The paradigm for inpatient family therapy presented here is intended both as a description of, and a means of thinking about, family therapy in a long-term inpatient setting. It is meant to contribute to a delineation of treatment goals and strategies within a conceptual framework that is rooted in and expresses the complex clinical realities of inpatient treatment, where the locus of family therapy is the family-hospital boundary. The four functions described here are hierarchical in their relationships to each other, each function emerging only in the context of the logically prior function. Although, clearly, inpatient family therapy moves through stages parallel to those of other treatment modalities (14), the purpose of this paper is to explore therapeutic functions rather than present a prescriptive, linear description of successive phases of treatment. Joining, once achieved, cannot be left behind: it needs constant attending to, though more so at some times than others. Similarly with the other functions. It is helpful when pausing to examine one's work to note those functions that, at any given time, seem to be most at issue. For instance, the family of a patient well along the road toward discharge may promote a crisis (e.g., another family member may become symptomatic, the parents' marriage might suddenly seem in danger of falling apart, or the whole thrust of the treatment may be rejected peremptorily).

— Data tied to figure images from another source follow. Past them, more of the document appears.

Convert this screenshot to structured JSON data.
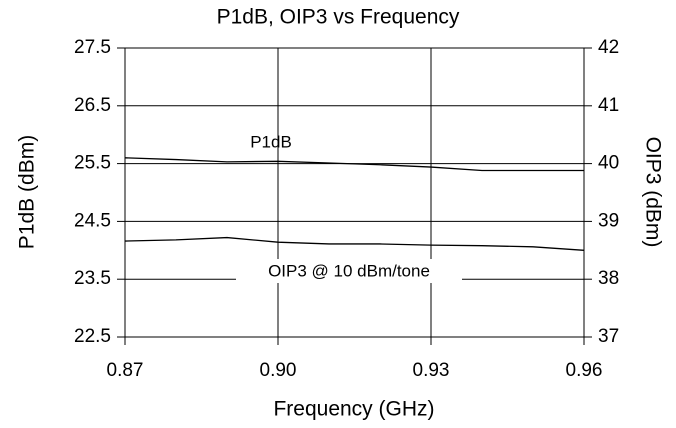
{
  "chart_data": {
    "type": "line",
    "title": "P1dB, OIP3 vs Frequency",
    "xlabel": "Frequency  (GHz)",
    "ylabel": "P1dB (dBm)",
    "y2label": "OIP3 (dBm)",
    "x": [
      0.87,
      0.88,
      0.89,
      0.9,
      0.91,
      0.92,
      0.93,
      0.94,
      0.95,
      0.96
    ],
    "series": [
      {
        "name": "P1dB",
        "color": "#000000",
        "values": [
          25.6,
          25.57,
          25.53,
          25.54,
          25.51,
          25.48,
          25.44,
          25.38,
          25.38,
          25.38
        ]
      },
      {
        "name": "OIP3 @ 10 dBm/tone",
        "color": "#000000",
        "axis": "y2",
        "values": [
          38.66,
          38.68,
          38.72,
          38.64,
          38.61,
          38.61,
          38.59,
          38.58,
          38.56,
          38.5
        ]
      }
    ],
    "xlim": [
      0.87,
      0.96
    ],
    "xticks": [
      0.87,
      {
        "value": 0.9,
        "label": "0.90"
      },
      0.93,
      0.96
    ],
    "ylim": [
      22.5,
      27.5
    ],
    "yticks": [
      22.5,
      23.5,
      24.5,
      25.5,
      26.5,
      27.5
    ],
    "y2lim": [
      37,
      42
    ],
    "y2ticks": [
      37,
      38,
      39,
      40,
      41,
      42
    ],
    "grid": true
  }
}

On such occasions the inpatient family therapist must look for precipitating factors, not just in the domain of the family and its functioning and not just in his or her relationship with the family, but also in the context of the family's relationship to the hospital. Is the hospital riding roughshod over the family's feelings? Has important information from the family been ignored? Or, has important information been neglectfully withheld from the family? Is the treatment team moving too quickly toward discharge? Are staff, then, subtly pulling back from the patient or other family members as a way of coping with their feelings of loss? Have staff somehow communicated disappointment or pessimism or despair to the family? Has the family therapist somehow inadequately represented the family's needs to the treatment team or floor staff? Do treatment decisions therefore strike the family as insensitive or thoughtless? Has the family therapist been unable to frame treatment decisions in a way the family can accept and use constructively?

摘要

本文所呈现的住院患者家庭治疗模式,既是对长期住院环境下家庭治疗的一种描述,也是思考家庭治疗的一种方式。它旨在有助于在一个植根于并表达住院治疗复杂临床现实的概念框架内,明确治疗目标和策略,其中家庭治疗的核心是家庭与医院的边界。这里所描述的四种功能在彼此关系上具有层级性,每种功能仅在逻辑上先于它的功能的背景下才会出现。虽然很明显,住院患者家庭治疗会经历与其他治疗方式平行的阶段(14),但本文的目的是探讨治疗功能,而非对治疗的连续阶段进行规定性的、线性的描述。一旦实现了联结,就不能置之不理:需要持续关注,尽管在某些时候比其他时候更需要关注。其他功能也是如此。在停下来审视自己的工作时,留意在任何特定时间似乎最成问题的那些功能是很有帮助的。例如,一位即将出院的患者的家庭可能引发一场危机(例如,另一位家庭成员可能出现症状,父母的婚姻可能突然看似面临破裂的危险,或者整个治疗方案可能被断然拒绝)。在这种情况下,住院患者家庭治疗师必须寻找促成因素,不仅要在家庭及其功能领域内寻找,不仅要在他或她与家庭的关系中寻找,还要在家庭与医院的关系背景中寻找。医院是否在粗暴对待家庭的感受?来自家庭的重要信息是否被忽视?或者,重要信息是否被疏忽地隐瞒给了家庭?治疗团队是否过快地朝着出院推进?那么,工作人员是否在微妙地疏远患者或其他家庭成员,以此来应对他们的失落感?工作人员是否以某种方式向家庭传达了失望、悲观或绝望?家庭治疗师是否在某种程度上没有向治疗团队或楼层工作人员充分表达家庭的需求?因此,治疗决策是否让家庭觉得冷漠或轻率?家庭治疗师是否无法以家庭能够接受并建设性地利用的方式来制定治疗决策?